Neste sentido, os modelos Reverso/Arte Portuguesa acabariam por assumir papel de relevo entre as mais belas interpretações do modelo reversível, que nasceu em 1931 com o objetivo de garantir a proteção do mostrador contra impactos para cedo se tornar evidente que a estrutura basculante da caixa era perfeita para ir além da funcionalidade original — com o verso a servir para criações artísticas e personalizações da mais diversa ordem. Mas se o Reverso se revela como a tela perfeita por ter uma superfície plana que parece chamar os artistas e artesãos, ao nível geral da alta-relojoaria de pulso o trabalho decorativo não tem sempre o caminho tão facilitado. Por isso, nem todas as marcas se podem orgulhar de ter na sua coleção relógios com acabamentos de exceção, elaborados à mão por pessoas especializadas. Se tivermos em conta que estes trabalhos são feitos a um nível ínfimo no que respeita a dimensões e se acrescentarmos o facto de, muitas vezes, o trabalho ficar escondido pelo fundo do relógio, correndo o risco de nunca vir a ser sequer apreciado pelo respetivo proprietário, então percebemos que se trata de uma área que vai muito além do expectável.
Gravando memórias
Se a imagem que o leitor tem da criação decorativa artesanal é equivalente à imagem de um artista recatado com ar de outros tempos, então é porque ainda desconhece o nome que está por trás das gravações que encontramos no Oktopus Volcano da Linde Werdelin ou no UR-T8 Skull da Urwerk. Ambos os relógios foram personalizados por Johnny Dowell, conhecido por King Nerd, um artista britânico, especializado na gravação de metais e que, durante muito tempo, esteve ligado à gravação de armas. A entrada de Dowell no universo da relojoaria começou precisamente por uma gravação no verso de um Reverso, a pedido de um cliente da marca, e é o próprio artista que salienta que trabalhar na nova tela não foi fácil porque o relógio era em aço inoxidável: « É muito inconsistente, pela densidade. Um lado é macio, o outro é duro, por isso, representa um desafio único.»*
Depois do primeiro projeto, Dowell descobriu a Linde Werdelin e viu nas caixas da marca um pouco mais de espaço para trabalhar e um desafio. «O contraste entre as formas modernas das caixas e o meu trabalho pareceu-me fazer sentido», refere, e acabou por ser ele próprio a contactar com a marca, sugerindo uma abordagem moderna e um desvio do lado estético associado ao trabalho que desenvolvia até então.
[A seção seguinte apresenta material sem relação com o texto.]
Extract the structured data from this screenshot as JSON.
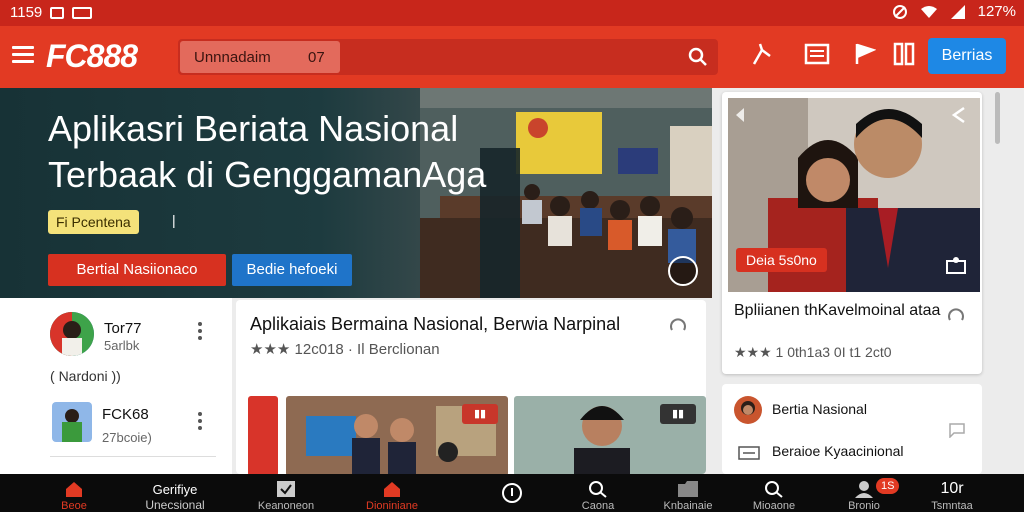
{
  "status_bar": {
    "time": "1159",
    "battery": "127%"
  },
  "app_bar": {
    "logo": "FC888",
    "search_value": "Unnnadaim",
    "search_count": "07",
    "berita_button": "Berrias"
  },
  "hero": {
    "title": "Aplikasri Beriata Nasional Terbaak di GenggamanAga",
    "tag": "Fi Pcentena",
    "button_primary": "Bertial Nasiionaco",
    "button_secondary": "Bedie hefoeki"
  },
  "featured_card": {
    "badge": "Deia 5s0no",
    "title": "Bpliianen thKavelmoinal ataa",
    "meta": "★★★ 1 0th1a3 0I t1 2ct0"
  },
  "left_list": {
    "item1_title": "Tor77",
    "item1_sub": "5arlbk",
    "item1_extra": "Nardoni ))",
    "item2_title": "FCK68",
    "item2_sub": "27bcoie)"
  },
  "middle_card": {
    "title": "Aplikaiais Bermaina Nasional, Berwia Narpinal",
    "meta": "★★★ 12c018 · Il Berclionan"
  },
  "right_list": {
    "item1": "Bertia Nasional",
    "item2": "Beraioe Kyaacinional"
  },
  "bottom_nav": {
    "item1": "Beoe",
    "item2_line1": "Gerifiye",
    "item2_line2": "Unecsional",
    "item3": "Keanoneon",
    "item4": "Dioniniane",
    "item5": "",
    "item6": "Caona",
    "item7": "Knbainaie",
    "item8": "Mioaone",
    "item9": "Bronio",
    "item9_badge": "1S",
    "item10_top": "10r",
    "item10": "Tsmntaa"
  }
}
O primeiro Linde Werdelin assinado King Nerd foi lançado numa edição limitada designada Oktopus Reef que obrigou o artista a trocar os seus instrumentos de trabalho por outros feitos com um diferente tipo de aço. Em causa estava a dureza do titânio de que as caixas eram feitas. Os relógios acabaram por ser todos vendidos e a Linde Werdelin voltou a apostar em King Nerd para decorar o Oktopus Crazy Universe e, mais recentemente, o já referido Oktopus Volcano — um relógio cuja gravação simula o momento de erupção e de arrefecimento de um vulcão. Entretanto, Johnny Dowell tem estado associado a outros nomes, sempre com relógios que quebram com a tradição relojoeira em termos estéticos, mas que recorrem a uma técnica ancestral de decoração.
De facto, a gravação artesanal é uma arte que serve a relojoaria há muito e não se encontra apenas nas caixas. Os movimentos são também, muitas vezes, gravados por mãos sábias que tornam cada componente numa peça única. Um dos exemplos mais conhecidos é o galo de balanço gravado dos movimentos da A. Lange & Söhne, cujo padrão permite perceber quem foi o artesão responsável pela sua realização.
Arte mecânica
Sabemos que, em muitos relógios, os mecanismos vivem escondidos da vista e protegidos da humidade e do pó; mas sabemos também que os fundos transparentes começaram a ser usados para revelar a intricada complexidade técnica de um calibre, bem como os meandros do seu funcionamento. Ao mesmo tempo, se um relógio tem decorações e acabamentos de exceção, a sua vida mecânica tende a equivaler em qualidade e beleza ao invólucro que a guarda, pelo que, em alta-relojoaria, cada componente do movimento tende a ser decorado com o mesmo nível de atenção que é dado à parte exterior, numa forma de arte que merece ser contemplada. No movimento, os acabamentos ‘feitos à mão’ – nomeadamente, o polimento, a aplicação de padrões, moldagem ou a chanfragem, entre outros – com recurso a ferramentas próprias podem mesmo ajudar a perceber a diferença de preços entre relógios de diferentes marcas.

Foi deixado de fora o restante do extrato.